Most AI DevOps tools have a quiet problem: they're cloud-hosted. Every natural-language query about your infrastructure, every generated deployment plan, every incident triage prompt — it all leaves your network and lands on someone else's servers. For personal side projects, that tradeoff is fine. For regulated industries, government contracts, or organizations with strict data handling policies, it's a blocker.
This guide covers a stack that eliminates that tradeoff: Hermes 3 by NousResearch running locally via Ollama, wired into Clanker Cloud's MCP server. The result is an AI DevOps agent that can query live AWS, GCP, Kubernetes, and other infrastructure contexts — with zero data egress, no per-token API costs, and no credential exposure to a third-party model provider.
Why Local Models Matter for DevOps Agents
When you describe your infrastructure to a cloud-hosted LLM — pod counts, environment variables, deployment configs, cost breakdowns — you are sending sensitive operational data off-premises. Most enterprise security policies don't account for this yet, but they will. And in healthcare (HIPAA), finance (SOX, PCI-DSS), and government (FedRAMP), the answer is already clear: it doesn't fly.
Beyond compliance, there are practical reasons to prefer local inference for DevOps agents:
- No per-token cost. A cost audit agent that runs on a daily cron schedule against your full cloud inventory would cost real money if routed through OpenAI or Anthropic. Running locally, it costs electricity.

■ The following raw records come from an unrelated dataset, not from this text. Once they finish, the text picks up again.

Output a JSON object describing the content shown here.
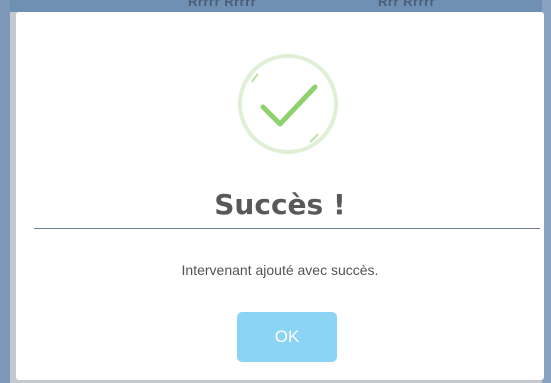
{
  "backdrop": {
    "ghost_left": "Rrrrr Rrrrr",
    "ghost_right": "Rrr Rrrrr"
  },
  "dialog": {
    "icon": "checkmark-success-icon",
    "title": "Succès !",
    "message": "Intervenant ajouté avec succès.",
    "ok_label": "OK"
  },
  "colors": {
    "check_stroke": "#8fd16f",
    "circle_ring": "#dff0d5",
    "button_bg": "#8cd4f5",
    "title_text": "#595959"
  }
}
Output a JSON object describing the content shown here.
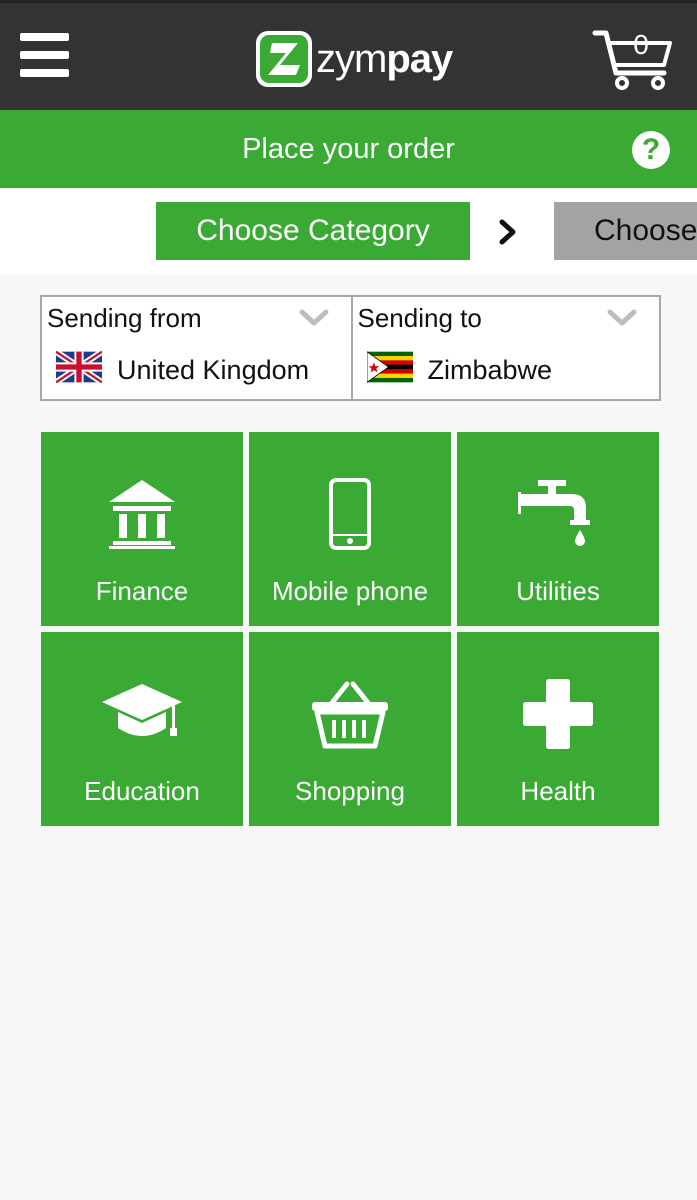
{
  "app": {
    "brand_left": "zym",
    "brand_right": "pay",
    "cart_count": "0"
  },
  "header": {
    "title": "Place your order",
    "help_icon": "question-circle-icon"
  },
  "steps": {
    "active_label": "Choose Category",
    "next_label": "Choose"
  },
  "route": {
    "from_label": "Sending from",
    "from_country": "United Kingdom",
    "to_label": "Sending to",
    "to_country": "Zimbabwe"
  },
  "categories": [
    {
      "label": "Finance",
      "icon": "bank-icon"
    },
    {
      "label": "Mobile phone",
      "icon": "mobile-phone-icon"
    },
    {
      "label": "Utilities",
      "icon": "water-tap-icon"
    },
    {
      "label": "Education",
      "icon": "graduation-cap-icon"
    },
    {
      "label": "Shopping",
      "icon": "shopping-basket-icon"
    },
    {
      "label": "Health",
      "icon": "medical-cross-icon"
    }
  ],
  "colors": {
    "brand_green": "#3aaa35",
    "topbar": "#333333",
    "inactive_step": "#a3a3a3"
  }
}
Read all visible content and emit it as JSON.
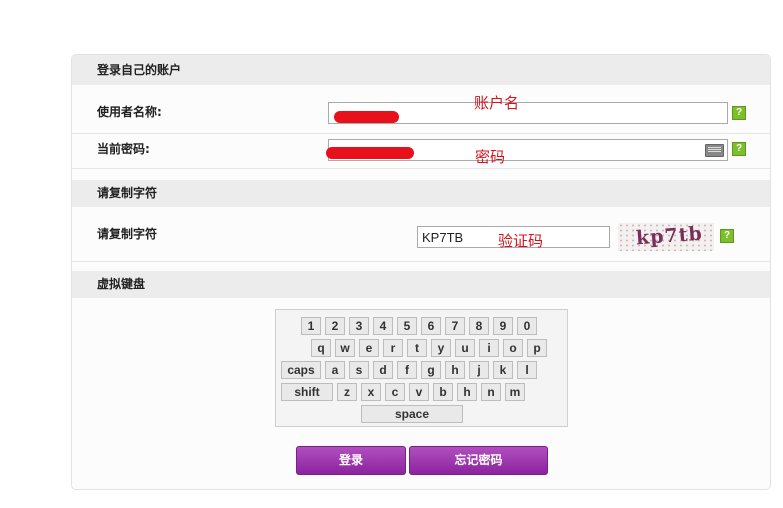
{
  "login_section": {
    "title": "登录自己的账户",
    "username_label": "使用者名称:",
    "username_annotation": "账户名",
    "password_label": "当前密码:",
    "password_annotation": "密码",
    "help_glyph": "?"
  },
  "captcha_section": {
    "title": "请复制字符",
    "label": "请复制字符",
    "value": "KP7TB",
    "annotation": "验证码",
    "captcha_image_text": "kp7tb"
  },
  "keyboard_section": {
    "title": "虚拟键盘",
    "rows": [
      [
        "1",
        "2",
        "3",
        "4",
        "5",
        "6",
        "7",
        "8",
        "9",
        "0"
      ],
      [
        "q",
        "w",
        "e",
        "r",
        "t",
        "y",
        "u",
        "i",
        "o",
        "p"
      ],
      [
        "caps",
        "a",
        "s",
        "d",
        "f",
        "g",
        "h",
        "j",
        "k",
        "l"
      ],
      [
        "shift",
        "z",
        "x",
        "c",
        "v",
        "b",
        "h",
        "n",
        "m"
      ],
      [
        "space"
      ]
    ]
  },
  "buttons": {
    "login": "登录",
    "forgot_password": "忘记密码"
  },
  "colors": {
    "accent": "#9b2fae",
    "help": "#7dbf2a",
    "annotation": "#d3141c"
  }
}
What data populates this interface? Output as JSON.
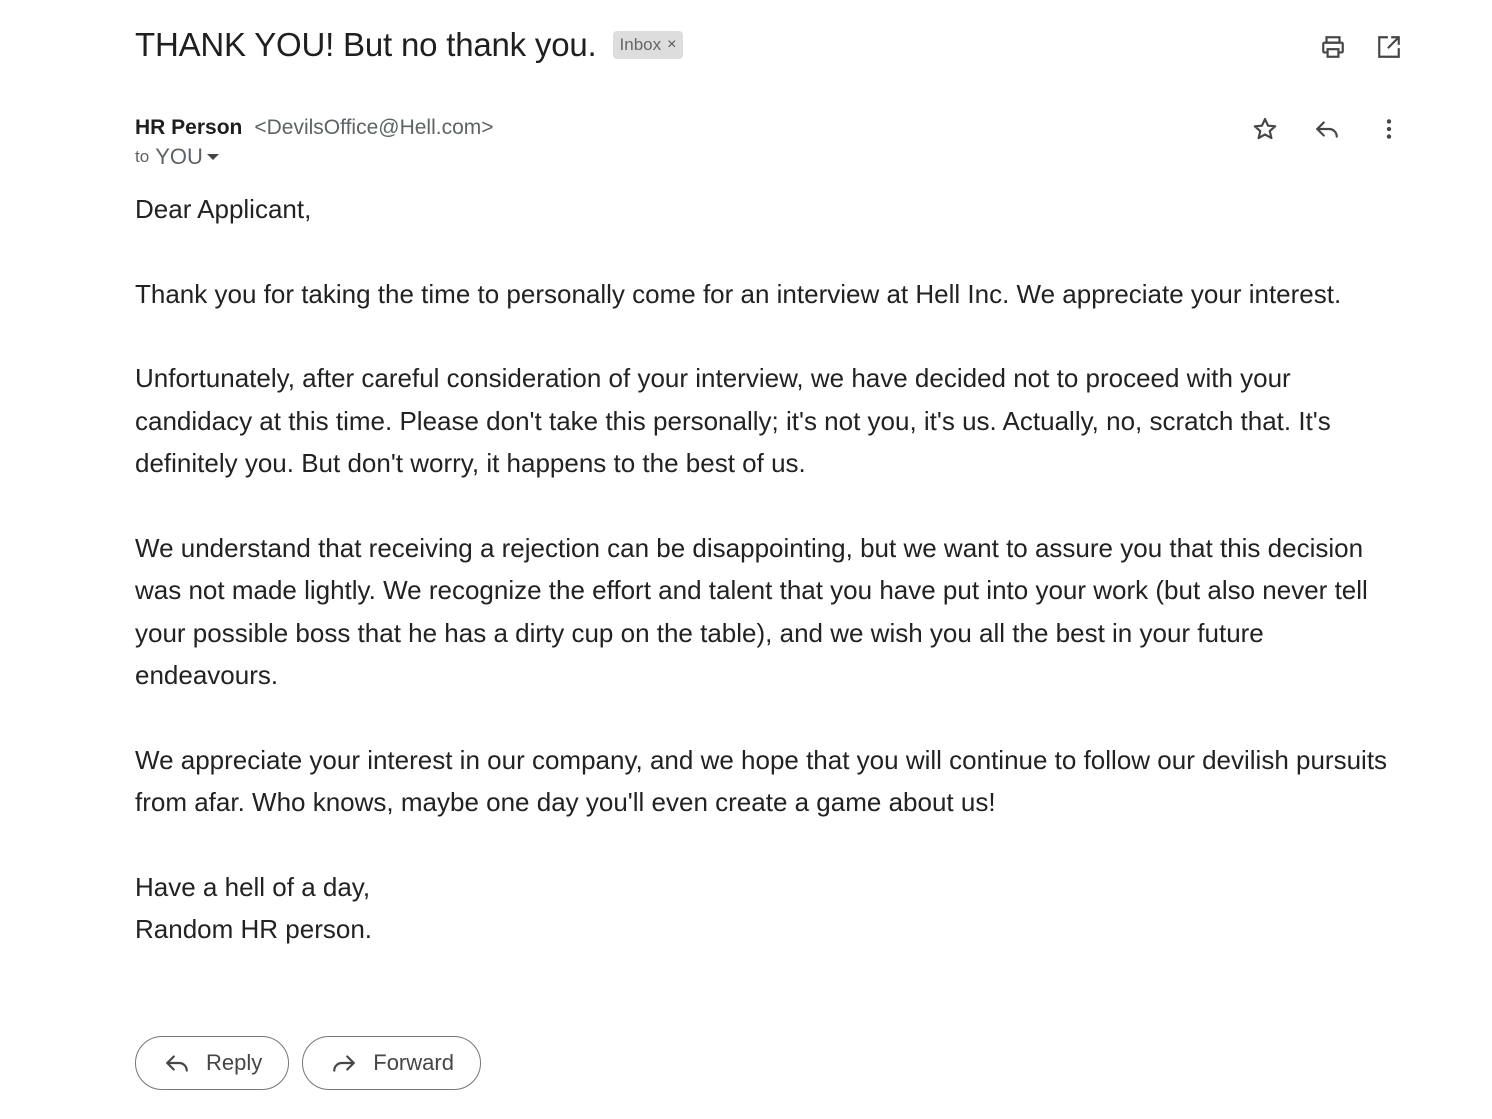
{
  "email": {
    "subject": "THANK YOU! But no thank you.",
    "label": "Inbox",
    "label_remove": "×",
    "sender": {
      "name": "HR Person",
      "email": "<DevilsOffice@Hell.com>"
    },
    "to_word": "to",
    "to_name": "YOU",
    "body": {
      "greeting": "Dear Applicant,",
      "paragraphs": [
        "Thank you for taking the time to personally come for an interview at Hell Inc. We appreciate your interest.",
        "Unfortunately, after careful consideration of your interview, we have decided not to proceed with your candidacy at this time. Please don't take this personally; it's not you, it's us. Actually, no, scratch that. It's definitely you. But don't worry, it happens to the best of us.",
        "We understand that receiving a rejection can be disappointing, but we want to assure you that this decision was not made lightly. We recognize the effort and talent that you have put into your work (but also never tell your possible boss that he has a dirty cup on the table), and we wish you all the best in your future endeavours.",
        "We appreciate your interest in our company, and we hope that you will continue to follow our devilish pursuits from afar. Who knows, maybe one day you'll even create a game about us!"
      ],
      "sign_off": "Have a hell of a day,",
      "signature": "Random HR person."
    }
  },
  "toolbar": {
    "print_icon": "printer-icon",
    "open_new_window_icon": "open-in-new-icon"
  },
  "message_actions": {
    "star_icon": "star-icon",
    "reply_icon": "reply-icon",
    "more_icon": "more-vert-icon"
  },
  "buttons": {
    "reply_label": "Reply",
    "forward_label": "Forward"
  }
}
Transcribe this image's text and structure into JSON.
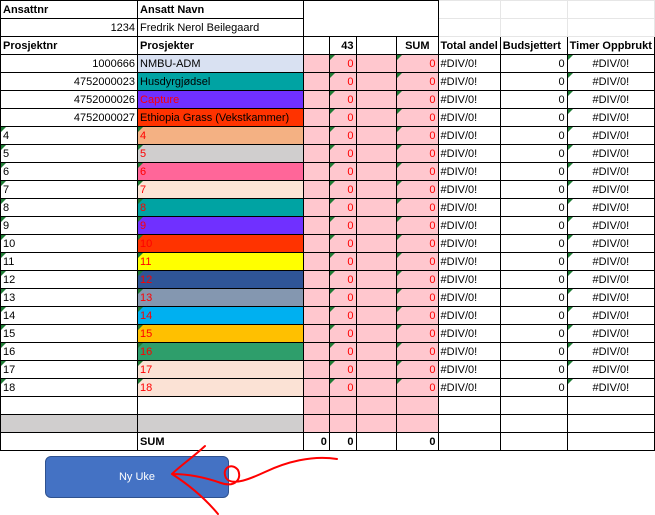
{
  "header": {
    "employee_no_label": "Ansattnr",
    "employee_name_label": "Ansatt Navn",
    "employee_no": "1234",
    "employee_name": "Fredrik Nerol Beilegaard"
  },
  "columns": {
    "project_no": "Prosjektnr",
    "projects": "Prosjekter",
    "week": "43",
    "sum": "SUM",
    "total_share": "Total andel",
    "budgeted": "Budsjettert",
    "hours_used": "Timer Oppbrukt"
  },
  "rows": [
    {
      "no": "1000666",
      "name": "NMBU-ADM",
      "color": "#d9e1f2",
      "text_color": "#000000",
      "week": "0",
      "sum": "0",
      "share": "#DIV/0!",
      "budget": "0",
      "used": "#DIV/0!",
      "left_align": false
    },
    {
      "no": "4752000023",
      "name": "Husdyrgjødsel",
      "color": "#00a3a3",
      "text_color": "#000000",
      "week": "0",
      "sum": "0",
      "share": "#DIV/0!",
      "budget": "0",
      "used": "#DIV/0!",
      "left_align": false
    },
    {
      "no": "4752000026",
      "name": "Capture",
      "color": "#7030ff",
      "text_color": "#ff0000",
      "week": "0",
      "sum": "0",
      "share": "#DIV/0!",
      "budget": "0",
      "used": "#DIV/0!",
      "left_align": false
    },
    {
      "no": "4752000027",
      "name": "Ethiopia Grass (Vekstkammer)",
      "color": "#ff3300",
      "text_color": "#000000",
      "week": "0",
      "sum": "0",
      "share": "#DIV/0!",
      "budget": "0",
      "used": "#DIV/0!",
      "left_align": false
    },
    {
      "no": "4",
      "name": "4",
      "color": "#f4b183",
      "text_color": "#ff0000",
      "week": "0",
      "sum": "0",
      "share": "#DIV/0!",
      "budget": "0",
      "used": "#DIV/0!",
      "left_align": true
    },
    {
      "no": "5",
      "name": "5",
      "color": "#d0cece",
      "text_color": "#ff0000",
      "week": "0",
      "sum": "0",
      "share": "#DIV/0!",
      "budget": "0",
      "used": "#DIV/0!",
      "left_align": true
    },
    {
      "no": "6",
      "name": "6",
      "color": "#ff6699",
      "text_color": "#ff0000",
      "week": "0",
      "sum": "0",
      "share": "#DIV/0!",
      "budget": "0",
      "used": "#DIV/0!",
      "left_align": true
    },
    {
      "no": "7",
      "name": "7",
      "color": "#fce4d6",
      "text_color": "#ff0000",
      "week": "0",
      "sum": "0",
      "share": "#DIV/0!",
      "budget": "0",
      "used": "#DIV/0!",
      "left_align": true
    },
    {
      "no": "8",
      "name": "8",
      "color": "#00a3a3",
      "text_color": "#ff0000",
      "week": "0",
      "sum": "0",
      "share": "#DIV/0!",
      "budget": "0",
      "used": "#DIV/0!",
      "left_align": true
    },
    {
      "no": "9",
      "name": "9",
      "color": "#7030ff",
      "text_color": "#ff0000",
      "week": "0",
      "sum": "0",
      "share": "#DIV/0!",
      "budget": "0",
      "used": "#DIV/0!",
      "left_align": true
    },
    {
      "no": "10",
      "name": "10",
      "color": "#ff3300",
      "text_color": "#ff0000",
      "week": "0",
      "sum": "0",
      "share": "#DIV/0!",
      "budget": "0",
      "used": "#DIV/0!",
      "left_align": true
    },
    {
      "no": "11",
      "name": "11",
      "color": "#ffff00",
      "text_color": "#ff0000",
      "week": "0",
      "sum": "0",
      "share": "#DIV/0!",
      "budget": "0",
      "used": "#DIV/0!",
      "left_align": true
    },
    {
      "no": "12",
      "name": "12",
      "color": "#2f5597",
      "text_color": "#ff0000",
      "week": "0",
      "sum": "0",
      "share": "#DIV/0!",
      "budget": "0",
      "used": "#DIV/0!",
      "left_align": true
    },
    {
      "no": "13",
      "name": "13",
      "color": "#8497b0",
      "text_color": "#ff0000",
      "week": "0",
      "sum": "0",
      "share": "#DIV/0!",
      "budget": "0",
      "used": "#DIV/0!",
      "left_align": true
    },
    {
      "no": "14",
      "name": "14",
      "color": "#00b0f0",
      "text_color": "#ff0000",
      "week": "0",
      "sum": "0",
      "share": "#DIV/0!",
      "budget": "0",
      "used": "#DIV/0!",
      "left_align": true
    },
    {
      "no": "15",
      "name": "15",
      "color": "#ffc000",
      "text_color": "#ff0000",
      "week": "0",
      "sum": "0",
      "share": "#DIV/0!",
      "budget": "0",
      "used": "#DIV/0!",
      "left_align": true
    },
    {
      "no": "16",
      "name": "16",
      "color": "#2e9e6b",
      "text_color": "#ff0000",
      "week": "0",
      "sum": "0",
      "share": "#DIV/0!",
      "budget": "0",
      "used": "#DIV/0!",
      "left_align": true
    },
    {
      "no": "17",
      "name": "17",
      "color": "#fbe2d5",
      "text_color": "#ff0000",
      "week": "0",
      "sum": "0",
      "share": "#DIV/0!",
      "budget": "0",
      "used": "#DIV/0!",
      "left_align": true
    },
    {
      "no": "18",
      "name": "18",
      "color": "#fbe2d5",
      "text_color": "#ff0000",
      "week": "0",
      "sum": "0",
      "share": "#DIV/0!",
      "budget": "0",
      "used": "#DIV/0!",
      "left_align": true
    }
  ],
  "footer": {
    "sum_label": "SUM",
    "col_blank_total": "0",
    "week_total": "0",
    "sum_total": "0"
  },
  "button": {
    "label": "Ny Uke"
  },
  "colors": {
    "week_fill": "#ffc7ce",
    "button": "#4472c4",
    "annotation": "#ff0000"
  }
}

- Offline operation. Incident response shouldn't depend on whether
api.openai.comis reachable. A local agent works even when external services are degraded. - No rate limits. Cloud APIs throttle. A local model doesn't.
- Auditability. You control every inference call. Nothing is logged by a third party.
The missing piece, historically, was that local models weren't reliable enough at structured function calling to be useful in agent frameworks. That has changed.
What Hermes 3 Is and Why It Works Here
Hermes 3 is an open-source model series from NousResearch, fine-tuned on Meta's Llama 3.1 base (available in 8B, 70B, and 405B parameter sizes). Where most fine-tunes optimize for general conversational quality, Hermes 3 was explicitly trained for:
- Reliable function calling. Hermes uses a structured
<tool_call>/<tool_response>format within the ChatML prompt template. The model consistently outputs parseable JSON function calls without needing special prompting tricks. - Agentic multi-step reasoning. Hermes 3 supports a
<scratch_pad>mechanism — a Goal-Oriented Action Planning (GOAP) framework where the model reasons through a task, plans its tool calls, observes results, and reflects before taking the next step. This is critical for non-trivial DevOps workflows. - Structured output / JSON mode. When you need the agent to produce a typed report (cost anomalies, config drift, triage summary), Hermes can output strict JSON conforming to a Pydantic schema.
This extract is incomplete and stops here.